O senador Laércio Oliveira (PP-SE) causou surpresa por ser um dos dois votos do PP a favor da reforma. Defensor do setor do comércio e serviços, cuja perspectiva é de aumento da carga tributária, ele tentou explicar seu voto aos eleitores surpreendidos pela acolhida de uma emenda pelo senador Eduardo Braga (MDB-AM).
“A emenda 722 de minha autoria preserva milhões de empregos no comércio. Ela exige que o governo envie projeto de lei reformando a tributação sobre os salários em até 180 dias. A reforma da tributação sobre a folha, inclusive sua desoneração universal, é a forma de preservar a seguridade social e diminuir a elevação da carga tributária sobre os serviços", afirmou o senador.

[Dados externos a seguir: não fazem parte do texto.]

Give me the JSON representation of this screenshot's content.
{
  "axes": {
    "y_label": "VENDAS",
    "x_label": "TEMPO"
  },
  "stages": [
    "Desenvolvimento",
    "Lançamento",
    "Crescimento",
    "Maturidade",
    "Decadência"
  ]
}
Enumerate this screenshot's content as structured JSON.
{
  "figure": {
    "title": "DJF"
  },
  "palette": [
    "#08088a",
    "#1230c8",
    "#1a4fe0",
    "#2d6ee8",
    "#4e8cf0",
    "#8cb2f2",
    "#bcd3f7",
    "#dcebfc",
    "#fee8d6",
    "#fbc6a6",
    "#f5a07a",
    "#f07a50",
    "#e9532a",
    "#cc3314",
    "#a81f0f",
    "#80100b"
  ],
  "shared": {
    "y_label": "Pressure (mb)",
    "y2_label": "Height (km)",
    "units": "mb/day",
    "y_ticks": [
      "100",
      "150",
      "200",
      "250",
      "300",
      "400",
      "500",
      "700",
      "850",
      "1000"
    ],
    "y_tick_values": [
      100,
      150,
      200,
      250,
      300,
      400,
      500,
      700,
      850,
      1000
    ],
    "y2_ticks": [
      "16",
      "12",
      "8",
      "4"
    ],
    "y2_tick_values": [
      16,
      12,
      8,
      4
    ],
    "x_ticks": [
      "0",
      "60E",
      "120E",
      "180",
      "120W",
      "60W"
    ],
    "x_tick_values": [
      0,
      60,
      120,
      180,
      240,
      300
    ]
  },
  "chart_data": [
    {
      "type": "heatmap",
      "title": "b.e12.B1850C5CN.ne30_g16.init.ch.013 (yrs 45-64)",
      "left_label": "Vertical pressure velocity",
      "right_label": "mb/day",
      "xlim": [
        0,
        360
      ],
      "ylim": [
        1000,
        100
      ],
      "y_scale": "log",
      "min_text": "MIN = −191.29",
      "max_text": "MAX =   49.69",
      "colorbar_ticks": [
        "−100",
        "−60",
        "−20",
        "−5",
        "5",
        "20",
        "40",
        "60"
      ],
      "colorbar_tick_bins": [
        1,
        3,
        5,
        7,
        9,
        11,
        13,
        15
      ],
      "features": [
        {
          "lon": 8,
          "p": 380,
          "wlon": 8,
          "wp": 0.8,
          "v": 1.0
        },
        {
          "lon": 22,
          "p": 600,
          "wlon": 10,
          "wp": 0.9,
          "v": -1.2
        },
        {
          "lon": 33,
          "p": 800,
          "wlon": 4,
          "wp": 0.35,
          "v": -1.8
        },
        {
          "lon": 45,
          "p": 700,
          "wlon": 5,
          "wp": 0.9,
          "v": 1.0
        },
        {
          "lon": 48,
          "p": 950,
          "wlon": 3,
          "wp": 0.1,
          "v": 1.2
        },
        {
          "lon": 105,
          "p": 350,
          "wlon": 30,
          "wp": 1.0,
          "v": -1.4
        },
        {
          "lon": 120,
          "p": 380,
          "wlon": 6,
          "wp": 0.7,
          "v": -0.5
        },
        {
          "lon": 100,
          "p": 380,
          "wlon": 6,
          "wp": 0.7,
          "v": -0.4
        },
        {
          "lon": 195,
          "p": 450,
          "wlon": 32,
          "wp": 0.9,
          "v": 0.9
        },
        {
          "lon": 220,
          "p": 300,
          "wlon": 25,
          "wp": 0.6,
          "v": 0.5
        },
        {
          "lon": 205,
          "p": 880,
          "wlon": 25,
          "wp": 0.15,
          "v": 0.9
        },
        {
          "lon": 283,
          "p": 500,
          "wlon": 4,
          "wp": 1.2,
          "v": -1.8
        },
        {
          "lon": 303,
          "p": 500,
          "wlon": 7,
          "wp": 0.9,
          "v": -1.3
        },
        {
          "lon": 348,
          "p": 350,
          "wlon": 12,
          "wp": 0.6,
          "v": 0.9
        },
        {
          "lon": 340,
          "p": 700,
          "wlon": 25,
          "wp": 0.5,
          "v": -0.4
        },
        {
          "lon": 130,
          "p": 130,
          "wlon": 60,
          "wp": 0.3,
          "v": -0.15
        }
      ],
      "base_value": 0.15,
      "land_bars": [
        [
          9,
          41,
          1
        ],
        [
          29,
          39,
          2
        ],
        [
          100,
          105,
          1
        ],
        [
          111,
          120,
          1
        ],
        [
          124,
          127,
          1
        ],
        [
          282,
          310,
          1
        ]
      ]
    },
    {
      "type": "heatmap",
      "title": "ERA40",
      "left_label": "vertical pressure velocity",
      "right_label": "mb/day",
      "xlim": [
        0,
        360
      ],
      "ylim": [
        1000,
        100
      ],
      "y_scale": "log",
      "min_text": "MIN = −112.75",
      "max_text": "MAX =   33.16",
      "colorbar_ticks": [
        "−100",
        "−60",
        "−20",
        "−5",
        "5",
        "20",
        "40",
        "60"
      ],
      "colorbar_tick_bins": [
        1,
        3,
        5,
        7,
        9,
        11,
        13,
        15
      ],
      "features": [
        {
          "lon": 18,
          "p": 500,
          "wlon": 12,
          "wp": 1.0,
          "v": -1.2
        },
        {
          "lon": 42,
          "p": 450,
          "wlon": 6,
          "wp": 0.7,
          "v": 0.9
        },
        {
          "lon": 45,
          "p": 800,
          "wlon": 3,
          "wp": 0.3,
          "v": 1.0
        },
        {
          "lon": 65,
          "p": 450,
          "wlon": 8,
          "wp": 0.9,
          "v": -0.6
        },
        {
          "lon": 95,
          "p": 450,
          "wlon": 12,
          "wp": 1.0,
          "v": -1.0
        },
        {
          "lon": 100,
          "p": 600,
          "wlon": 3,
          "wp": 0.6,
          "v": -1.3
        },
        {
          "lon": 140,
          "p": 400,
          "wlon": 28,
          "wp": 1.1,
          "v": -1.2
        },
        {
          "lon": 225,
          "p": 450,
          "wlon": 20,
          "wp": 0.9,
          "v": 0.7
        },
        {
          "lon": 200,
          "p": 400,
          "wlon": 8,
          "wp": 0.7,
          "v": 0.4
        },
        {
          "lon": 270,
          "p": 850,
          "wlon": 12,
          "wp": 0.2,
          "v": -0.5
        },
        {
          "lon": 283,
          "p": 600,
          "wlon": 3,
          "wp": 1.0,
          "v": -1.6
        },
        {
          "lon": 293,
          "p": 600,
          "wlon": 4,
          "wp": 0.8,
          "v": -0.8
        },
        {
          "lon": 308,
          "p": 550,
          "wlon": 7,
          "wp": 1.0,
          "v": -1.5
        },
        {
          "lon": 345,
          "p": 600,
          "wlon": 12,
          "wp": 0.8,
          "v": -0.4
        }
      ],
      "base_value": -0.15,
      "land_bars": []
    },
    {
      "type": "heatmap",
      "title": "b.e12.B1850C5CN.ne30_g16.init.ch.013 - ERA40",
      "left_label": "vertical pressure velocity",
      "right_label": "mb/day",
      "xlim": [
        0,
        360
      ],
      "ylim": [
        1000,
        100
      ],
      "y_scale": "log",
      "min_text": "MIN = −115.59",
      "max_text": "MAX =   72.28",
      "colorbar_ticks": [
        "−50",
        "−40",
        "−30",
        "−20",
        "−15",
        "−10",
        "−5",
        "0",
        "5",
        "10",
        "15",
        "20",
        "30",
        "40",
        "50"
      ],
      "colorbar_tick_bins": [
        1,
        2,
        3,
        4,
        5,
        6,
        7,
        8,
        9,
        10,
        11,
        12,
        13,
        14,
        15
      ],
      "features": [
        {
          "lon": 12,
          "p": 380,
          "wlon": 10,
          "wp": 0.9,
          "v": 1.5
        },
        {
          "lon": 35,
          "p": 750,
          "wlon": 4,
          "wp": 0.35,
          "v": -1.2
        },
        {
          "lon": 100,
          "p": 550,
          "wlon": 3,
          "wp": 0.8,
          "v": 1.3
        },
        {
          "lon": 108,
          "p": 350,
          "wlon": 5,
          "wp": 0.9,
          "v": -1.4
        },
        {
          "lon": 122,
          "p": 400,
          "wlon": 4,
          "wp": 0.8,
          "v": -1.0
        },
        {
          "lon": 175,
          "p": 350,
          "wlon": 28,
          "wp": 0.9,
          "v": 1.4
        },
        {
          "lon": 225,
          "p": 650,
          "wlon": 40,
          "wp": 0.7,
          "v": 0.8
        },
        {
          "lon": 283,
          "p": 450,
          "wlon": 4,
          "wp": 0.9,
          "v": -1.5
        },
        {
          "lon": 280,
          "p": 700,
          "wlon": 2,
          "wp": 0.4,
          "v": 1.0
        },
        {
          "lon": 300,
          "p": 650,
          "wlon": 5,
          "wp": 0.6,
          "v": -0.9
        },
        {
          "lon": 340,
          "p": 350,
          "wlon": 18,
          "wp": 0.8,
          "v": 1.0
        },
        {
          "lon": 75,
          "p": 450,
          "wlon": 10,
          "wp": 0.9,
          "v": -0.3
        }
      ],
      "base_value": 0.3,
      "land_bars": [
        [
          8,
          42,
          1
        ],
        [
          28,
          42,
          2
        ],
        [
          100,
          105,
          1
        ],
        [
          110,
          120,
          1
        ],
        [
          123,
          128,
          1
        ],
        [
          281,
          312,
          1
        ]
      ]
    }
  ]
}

“As exceções previstas na reforma são importantes para amenizar o impacto brutal que ela causará sobre o mercado, sobretudo sobre o setor de serviços. O ideal seria que a PEC não fosse votada agora. Precisa ser mais pensada e dialogada com todos. Se as leis complementares que regularão inúmeras questões e que foram deixadas em aberto não tiverem densidade normativa suficiente, o novo sistema correrá o risco de ser impraticável”, comentou o advogado tributarista Daniel Correa Szelbracikowski.
Curiosamente, apesar de protagonizar embates com a oposição nos últimos meses, Soraya Thronicke (Podemos-MS) votou contra a reforma governista, por defender seu projeto ainda da campanha presidencial de um imposto único, sempre associada ao seu vice na chapa, o economista Marcos Cintra.